De fait, la vie et la mort, ou les apparitions, modifications et disparitions des êtres et phénomènes exprimant ce que l'on pourra prosaïquement juger comme découlant de causes et d'effets multiples, on masque, par là-même, la réalité intrinsèque du phénomène n'exprimant que sa propre simultanéité de la cause et de l'effet sans origine. La coïncidence, entre la simultanéité de la cause et de l'effet intérieure à l'être et la durée observée par la forme humaine, ne se situe que dans le vouloir percevoir des deux partis. Or, ne pas s'ouvrir à cette réalité, exprimée par les choses et les êtres, a pour effet de plonger systématiquement l'observateur dans les souffrances stériles du vrai et du faux, du bien et du mal relatifs, et entraîne toutes sortes de culpabilités, regrets et insatisfactions.

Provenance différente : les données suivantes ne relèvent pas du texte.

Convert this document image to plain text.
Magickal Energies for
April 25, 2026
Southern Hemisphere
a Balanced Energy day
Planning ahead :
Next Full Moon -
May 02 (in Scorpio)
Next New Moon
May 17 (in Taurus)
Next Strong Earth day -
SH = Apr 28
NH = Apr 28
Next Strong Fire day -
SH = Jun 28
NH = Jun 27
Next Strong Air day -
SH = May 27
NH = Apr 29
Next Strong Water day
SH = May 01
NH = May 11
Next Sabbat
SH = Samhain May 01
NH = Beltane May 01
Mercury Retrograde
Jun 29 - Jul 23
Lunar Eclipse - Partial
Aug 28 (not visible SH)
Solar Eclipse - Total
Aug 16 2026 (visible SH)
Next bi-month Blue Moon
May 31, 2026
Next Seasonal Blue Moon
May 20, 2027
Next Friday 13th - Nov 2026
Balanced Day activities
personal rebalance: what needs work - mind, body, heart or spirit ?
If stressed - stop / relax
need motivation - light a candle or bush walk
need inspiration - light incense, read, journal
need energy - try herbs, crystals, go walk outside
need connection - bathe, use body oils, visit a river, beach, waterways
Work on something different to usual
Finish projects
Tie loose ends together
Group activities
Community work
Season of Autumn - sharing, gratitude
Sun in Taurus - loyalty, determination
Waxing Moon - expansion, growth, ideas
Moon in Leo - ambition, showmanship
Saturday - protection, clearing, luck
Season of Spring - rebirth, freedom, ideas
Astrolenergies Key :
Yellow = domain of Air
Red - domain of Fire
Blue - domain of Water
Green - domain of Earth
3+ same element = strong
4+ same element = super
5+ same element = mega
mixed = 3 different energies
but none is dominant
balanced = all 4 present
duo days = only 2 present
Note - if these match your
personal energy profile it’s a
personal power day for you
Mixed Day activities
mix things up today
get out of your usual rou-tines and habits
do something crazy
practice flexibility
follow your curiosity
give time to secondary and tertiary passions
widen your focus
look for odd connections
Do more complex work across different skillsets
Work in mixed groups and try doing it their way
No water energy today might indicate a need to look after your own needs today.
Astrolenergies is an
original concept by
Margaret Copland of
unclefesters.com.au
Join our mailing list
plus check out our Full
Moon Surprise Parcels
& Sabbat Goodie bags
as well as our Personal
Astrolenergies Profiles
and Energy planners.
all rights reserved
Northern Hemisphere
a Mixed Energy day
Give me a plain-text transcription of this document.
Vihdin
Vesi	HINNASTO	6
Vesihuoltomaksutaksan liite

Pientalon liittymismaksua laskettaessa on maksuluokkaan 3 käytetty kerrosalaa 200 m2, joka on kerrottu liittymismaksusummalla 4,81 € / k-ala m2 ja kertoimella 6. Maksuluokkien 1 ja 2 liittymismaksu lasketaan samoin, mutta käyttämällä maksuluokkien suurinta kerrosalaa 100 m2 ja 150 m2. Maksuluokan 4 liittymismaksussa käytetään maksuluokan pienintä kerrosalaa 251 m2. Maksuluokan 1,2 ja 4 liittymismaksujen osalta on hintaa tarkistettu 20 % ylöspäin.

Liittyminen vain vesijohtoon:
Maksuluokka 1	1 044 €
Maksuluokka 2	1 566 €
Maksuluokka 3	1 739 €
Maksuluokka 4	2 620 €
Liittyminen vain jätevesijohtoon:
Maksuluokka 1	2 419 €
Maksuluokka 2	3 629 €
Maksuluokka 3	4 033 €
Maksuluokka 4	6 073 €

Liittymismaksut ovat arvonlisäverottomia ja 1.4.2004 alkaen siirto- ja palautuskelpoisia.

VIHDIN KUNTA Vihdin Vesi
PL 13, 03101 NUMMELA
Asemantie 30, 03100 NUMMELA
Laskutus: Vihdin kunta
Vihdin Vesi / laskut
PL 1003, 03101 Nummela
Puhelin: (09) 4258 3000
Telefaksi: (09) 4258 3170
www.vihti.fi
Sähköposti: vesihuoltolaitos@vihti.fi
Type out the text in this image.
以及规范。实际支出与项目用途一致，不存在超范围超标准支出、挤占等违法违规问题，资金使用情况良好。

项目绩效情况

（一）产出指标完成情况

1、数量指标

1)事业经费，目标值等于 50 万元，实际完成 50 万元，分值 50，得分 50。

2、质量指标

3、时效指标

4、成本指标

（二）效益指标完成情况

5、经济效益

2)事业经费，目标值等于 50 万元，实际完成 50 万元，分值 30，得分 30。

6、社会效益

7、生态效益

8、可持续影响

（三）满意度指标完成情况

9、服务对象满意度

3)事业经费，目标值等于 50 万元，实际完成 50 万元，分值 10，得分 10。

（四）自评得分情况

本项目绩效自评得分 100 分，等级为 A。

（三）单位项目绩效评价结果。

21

L'inconcevable continuité du fait perceptif, qui exprime un des aspects de la sagesse transmise par tous les bouddha, est évoquée entre autres par la phrase: " Constamment apparaît à l'existence la myriade des phénomènes là où se meuvent les ondes des êtres.., car il n'y a pas de séparation entre les deux ". (79) " Constamment " explicite la pérennité de la merveille de la simultanéité de la cause et de l'effet, " il n'y a pas de séparation " nomme les non dualités de l'être et de l'environnement, du corps et de l'esprit. Cherchant à s'éloigner des vues superficielles et stériles il n'est, dès lors, d'action effective que dans la perception médiane de l'état atemporel de la forme, c'est-à-dire dans le partage de la forme provisoire extérieure au seul fait mental. Là se situe, pour nous les êtres, l'accès à un réel sentiment filial, et, par extension, seule la production en soi de la sagesse de l'éveil permet l'apparition d'une profonde reconnaissance envers tout ce qui est.